U.S. greenhouse gas emissions could grow more quickly in the next 50 years than in the previous half-century, and technological change may cause increased emissions rather than control them, according to a new study by an MIT economist and his colleague.
What's more, technology itself cannot be relied on as the most efficient tool for reducing carbon dioxide (CO2) emissions or solving the global energy crisis, said Professor Emeritus Richard Eckaus of the MIT Department of Economics and his co-author, Ian Sue Wing, of Boston University.
Their paper, "The Implications of the Historical Decline in U.S. Energy Intensity for Long-Run CO2 Emission Projections," was published in the November issue of Energy Policy. In it, the pair portray the changing interplay among technology, energy use and CO2 emissions based on a simulation of the U.S. economy.
"We found that, in spite of increasing energy prices, technological change has not been responsible for much reduction in energy use, and that it may have had the reverse effect," said Eckaus, who with Sue Wing is also affiliated with the Joint Program on the Science and Policy of Climate Change at MIT.
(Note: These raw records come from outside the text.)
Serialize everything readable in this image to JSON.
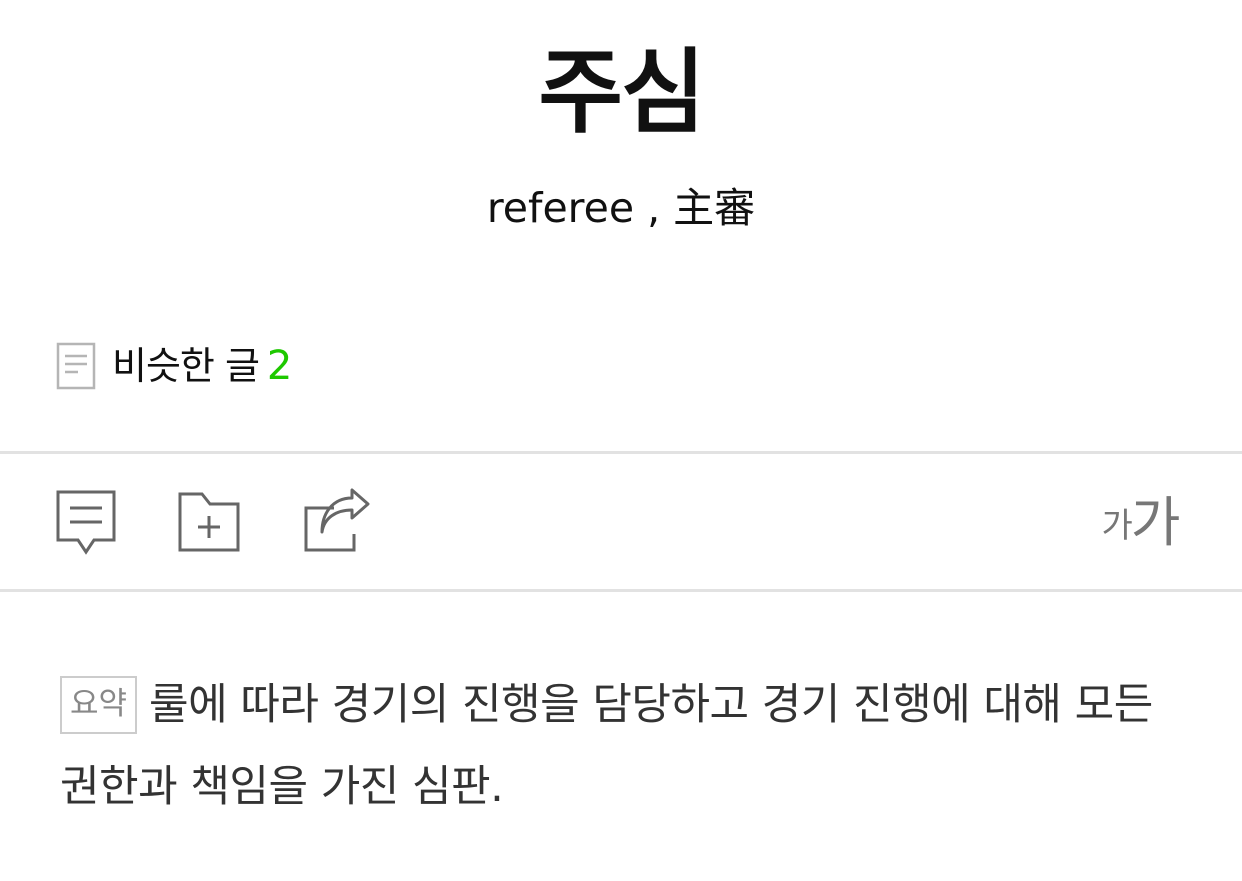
{
  "entry": {
    "title": "주심",
    "subtitle": "referee , 主審"
  },
  "similar": {
    "icon": "document-icon",
    "label": "비슷한 글",
    "count": "2",
    "count_color": "#1ec800"
  },
  "toolbar": {
    "comment_icon": "comment-icon",
    "save_icon": "folder-add-icon",
    "share_icon": "share-icon",
    "font_size_small": "가",
    "font_size_large": "가"
  },
  "summary": {
    "badge": "요약",
    "text": "룰에 따라 경기의 진행을 담당하고 경기 진행에 대해 모든 권한과 책임을 가진 심판."
  },
  "colors": {
    "accent": "#1ec800",
    "divider": "#e2e2e2",
    "icon": "#666666"
  }
}
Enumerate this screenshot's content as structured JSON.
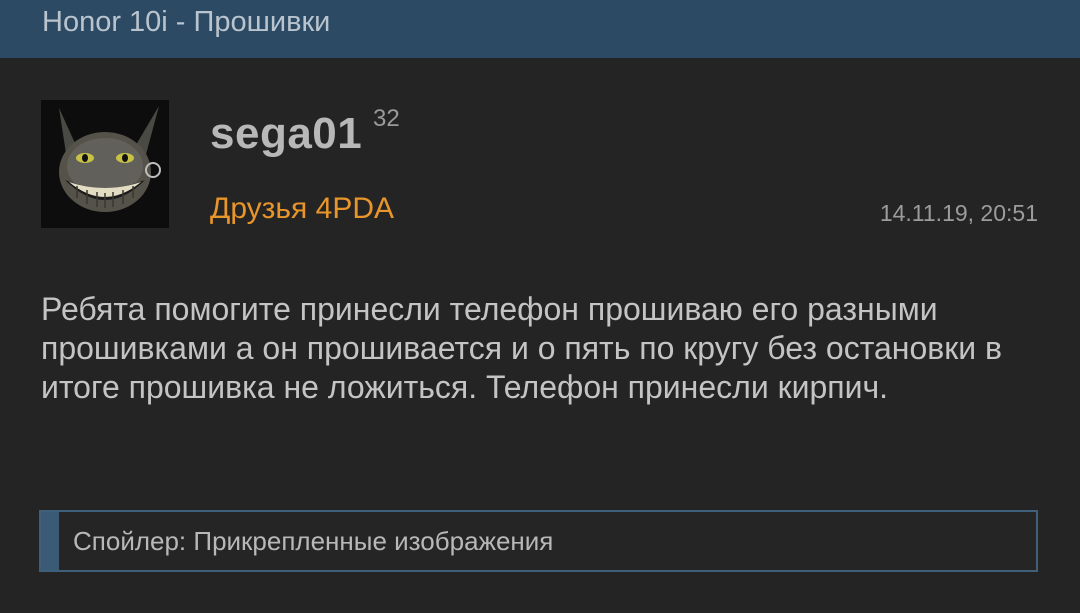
{
  "header": {
    "title": "Honor 10i - Прошивки"
  },
  "post": {
    "avatar_icon": "grinning-cat-avatar",
    "username": "sega01",
    "reputation": "32",
    "group": "Друзья 4PDA",
    "timestamp": "14.11.19, 20:51",
    "body": "Ребята помогите принесли телефон прошиваю его разными прошивками а он прошивается и о пять по кругу без остановки в итоге прошивка не ложиться. Телефон принесли кирпич.",
    "spoiler_label": "Спойлер: Прикрепленные изображения"
  },
  "colors": {
    "header_bg": "#2c4a63",
    "page_bg": "#242424",
    "group_accent": "#e8952a",
    "spoiler_border": "#3f5f7a"
  }
}
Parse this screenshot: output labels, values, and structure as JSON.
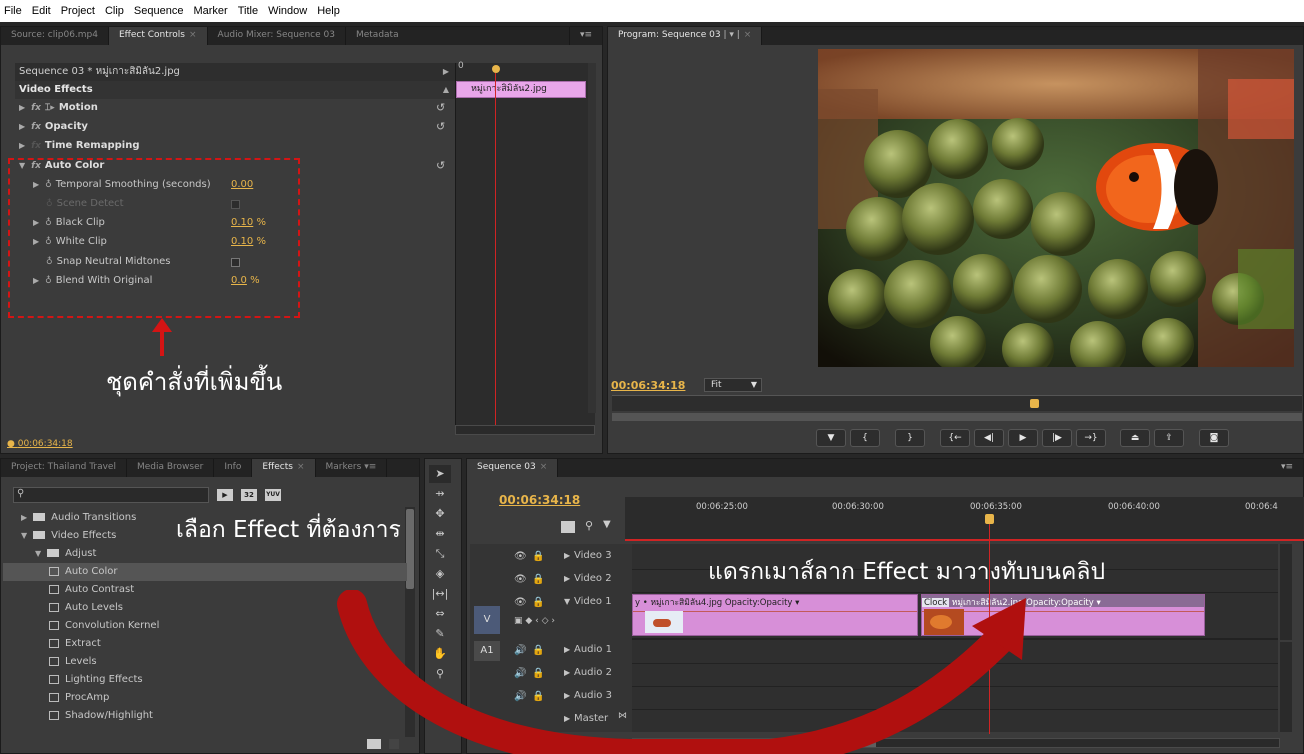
{
  "menu": [
    "File",
    "Edit",
    "Project",
    "Clip",
    "Sequence",
    "Marker",
    "Title",
    "Window",
    "Help"
  ],
  "top_left_tabs": {
    "source": "Source: clip06.mp4",
    "effect_controls": "Effect Controls",
    "audio_mixer": "Audio Mixer: Sequence 03",
    "metadata": "Metadata"
  },
  "effect_controls": {
    "clip_header": "Sequence 03 * หมู่เกาะสิมิลัน2.jpg",
    "mini_clip_label": "หมู่เกาะสิมิลัน2.jpg",
    "ruler_zero": "0",
    "section": "Video Effects",
    "effects": [
      "Motion",
      "Opacity",
      "Time Remapping",
      "Auto Color"
    ],
    "params": [
      {
        "label": "Temporal Smoothing (seconds)",
        "value": "0.00",
        "unit": ""
      },
      {
        "label": "Scene Detect",
        "value": "",
        "unit": ""
      },
      {
        "label": "Black Clip",
        "value": "0.10",
        "unit": "%"
      },
      {
        "label": "White Clip",
        "value": "0.10",
        "unit": "%"
      },
      {
        "label": "Snap Neutral Midtones",
        "value": "",
        "unit": ""
      },
      {
        "label": "Blend With Original",
        "value": "0.0",
        "unit": "%"
      }
    ],
    "timecode": "00:06:34:18"
  },
  "program": {
    "tab": "Program: Sequence 03",
    "timecode": "00:06:34:18",
    "fit": "Fit"
  },
  "project_tabs": {
    "project": "Project: Thailand Travel",
    "media_browser": "Media Browser",
    "info": "Info",
    "effects": "Effects",
    "markers": "Markers"
  },
  "effects_tree": [
    {
      "label": "Audio Transitions",
      "level": 0,
      "type": "folder",
      "open": false
    },
    {
      "label": "Video Effects",
      "level": 0,
      "type": "folder",
      "open": true
    },
    {
      "label": "Adjust",
      "level": 1,
      "type": "folder",
      "open": true
    },
    {
      "label": "Auto Color",
      "level": 2,
      "type": "effect",
      "selected": true
    },
    {
      "label": "Auto Contrast",
      "level": 2,
      "type": "effect"
    },
    {
      "label": "Auto Levels",
      "level": 2,
      "type": "effect"
    },
    {
      "label": "Convolution Kernel",
      "level": 2,
      "type": "effect"
    },
    {
      "label": "Extract",
      "level": 2,
      "type": "effect"
    },
    {
      "label": "Levels",
      "level": 2,
      "type": "effect"
    },
    {
      "label": "Lighting Effects",
      "level": 2,
      "type": "effect"
    },
    {
      "label": "ProcAmp",
      "level": 2,
      "type": "effect"
    },
    {
      "label": "Shadow/Highlight",
      "level": 2,
      "type": "effect"
    }
  ],
  "timeline": {
    "tab": "Sequence 03",
    "timecode": "00:06:34:18",
    "ticks": [
      "00:06:25:00",
      "00:06:30:00",
      "00:06:35:00",
      "00:06:40:00",
      "00:06:4"
    ],
    "video_tracks": [
      "Video 3",
      "Video 2",
      "Video 1"
    ],
    "audio_tracks": [
      "Audio 1",
      "Audio 2",
      "Audio 3",
      "Master"
    ],
    "v_label": "V",
    "a_label": "A1",
    "clip1_label": "y • หมู่เกาะสิมิลัน4.jpg  Opacity:Opacity ▾",
    "clip2_prefix": "Clock",
    "clip2_label": "หมู่เกาะสิมิลัน2.jpg  Opacity:Opacity ▾"
  },
  "annotations": {
    "added_commands": "ชุดคำสั่งที่เพิ่มขึ้น",
    "choose_effect": "เลือก Effect ที่ต้องการ",
    "drag_effect": "แดรกเมาส์ลาก Effect มาวางทับบนคลิป"
  },
  "colors": {
    "accent": "#e8b54a",
    "clip": "#d78fd8",
    "annotation_red": "#d41414",
    "arrow_red": "#b0100f"
  }
}
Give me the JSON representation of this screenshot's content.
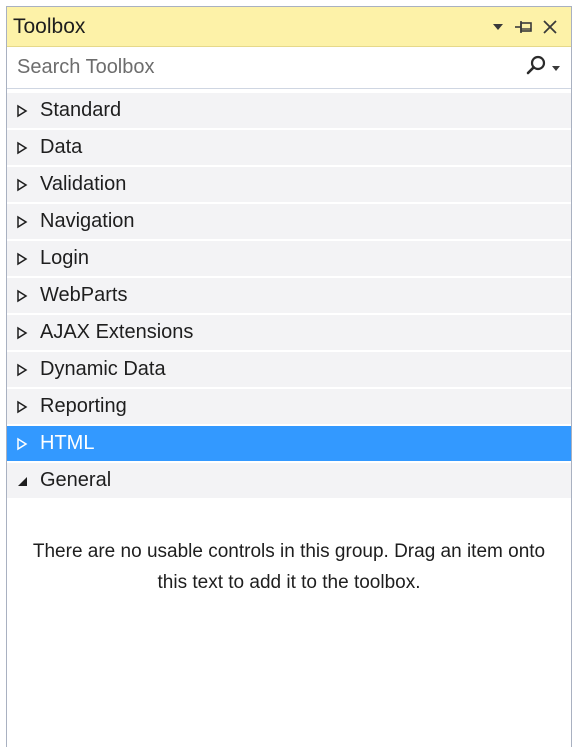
{
  "window": {
    "title": "Toolbox",
    "icons": [
      "dropdown-arrow-icon",
      "pin-icon",
      "close-icon"
    ]
  },
  "search": {
    "placeholder": "Search Toolbox",
    "icon": "search-icon"
  },
  "groups": [
    {
      "label": "Standard",
      "expanded": false,
      "selected": false
    },
    {
      "label": "Data",
      "expanded": false,
      "selected": false
    },
    {
      "label": "Validation",
      "expanded": false,
      "selected": false
    },
    {
      "label": "Navigation",
      "expanded": false,
      "selected": false
    },
    {
      "label": "Login",
      "expanded": false,
      "selected": false
    },
    {
      "label": "WebParts",
      "expanded": false,
      "selected": false
    },
    {
      "label": "AJAX Extensions",
      "expanded": false,
      "selected": false
    },
    {
      "label": "Dynamic Data",
      "expanded": false,
      "selected": false
    },
    {
      "label": "Reporting",
      "expanded": false,
      "selected": false
    },
    {
      "label": "HTML",
      "expanded": false,
      "selected": true
    },
    {
      "label": "General",
      "expanded": true,
      "selected": false
    }
  ],
  "general_empty_message": "There are no usable controls in this group. Drag an item onto this text to add it to the toolbox.",
  "colors": {
    "title_bar": "#fdf2a8",
    "selected": "#3399ff",
    "group_bg": "#f3f3f5"
  }
}
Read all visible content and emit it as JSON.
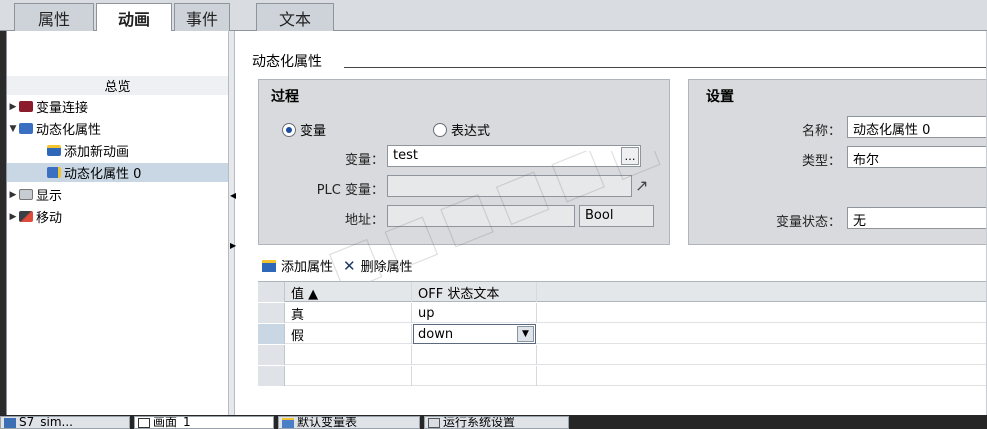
{
  "tabs": [
    {
      "label": "属性"
    },
    {
      "label": "动画"
    },
    {
      "label": "事件"
    },
    {
      "label": "文本"
    }
  ],
  "tree": {
    "overview": "总览",
    "items": [
      {
        "label": "变量连接",
        "arrow": "▶",
        "icon": "tag-link-icon"
      },
      {
        "label": "动态化属性",
        "arrow": "▼",
        "icon": "dynamic-property-icon"
      },
      {
        "label": "添加新动画",
        "icon": "add-animation-icon"
      },
      {
        "label": "动态化属性 0",
        "icon": "dynamic-property-icon"
      },
      {
        "label": "显示",
        "arrow": "▶",
        "icon": "visibility-icon"
      },
      {
        "label": "移动",
        "arrow": "▶",
        "icon": "move-icon"
      }
    ]
  },
  "content": {
    "section_title": "动态化属性",
    "process": {
      "title": "过程",
      "radio_variable": "变量",
      "radio_expression": "表达式",
      "variable_label": "变量：",
      "variable_value": "test",
      "plc_label": "PLC 变量：",
      "plc_value": "",
      "address_label": "地址：",
      "address_value": "",
      "type_value": "Bool",
      "browse_button": "…"
    },
    "settings": {
      "title": "设置",
      "name_label": "名称：",
      "name_value": "动态化属性 0",
      "type_label": "类型：",
      "type_value": "布尔",
      "state_label": "变量状态：",
      "state_value": "无"
    },
    "toolbar": {
      "add_label": "添加属性",
      "delete_label": "删除属性"
    },
    "grid": {
      "headers": [
        "值 ▲",
        "OFF 状态文本"
      ],
      "rows": [
        {
          "value": "真",
          "text": "up"
        },
        {
          "value": "假",
          "text": "down"
        }
      ]
    }
  },
  "taskbar": [
    {
      "label": "S7_sim..."
    },
    {
      "label": "画面_1"
    },
    {
      "label": "默认变量表"
    },
    {
      "label": "运行系统设置"
    }
  ],
  "colors": {
    "selection": "#c9d6e3",
    "group_bg": "#d8dadd",
    "accent": "#1a4fa0"
  }
}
The researchers studied the periods 1958 to 1996 and 1980 to 1996 and projected from 2000 to 2050. Based on their findings from the past 50 years, and adjusting for a more realistic expectation for technological changes, they found that the rates of growth for energy use and emissions may accelerate from the historical rates of 2.2 percent and 1.6 percent, respectively.
"The rates of growth could be higher by a half percent or more, which becomes significant when compounded over 50 years," Eckaus says.
Eckaus acknowledged it has become counter-intuitive to question technology's potential to solve the energy problem. But U.S. steelmaking illustrates how fossil fuel consumption can increase along with technological change: Steelmakers' furnaces are now electrical, reducing coal use at the plant. But coal generates some of the electricity that powers the factory furnace, resulting in more CO2 emissions.
"The net savings in this case comes from the use of scrap steel instead of iron ore, not from new furnace technology," Eckaus said.
"There is no 'a priori' reason to think technology has the potential for reducing energy use while meeting the tests of economics. It's politically unappetizing in the U.S., but in Europe, gas costs six dollars a gallon. Make energy more expensive: People will use less of it," Eckaus said.
A former consultant to the World Bank, Eckaus has been an adviser on economic policy to Egypt, India, Mexico and Portugal, among other countries; he advocates policies to control both energy use and CO2 emissions.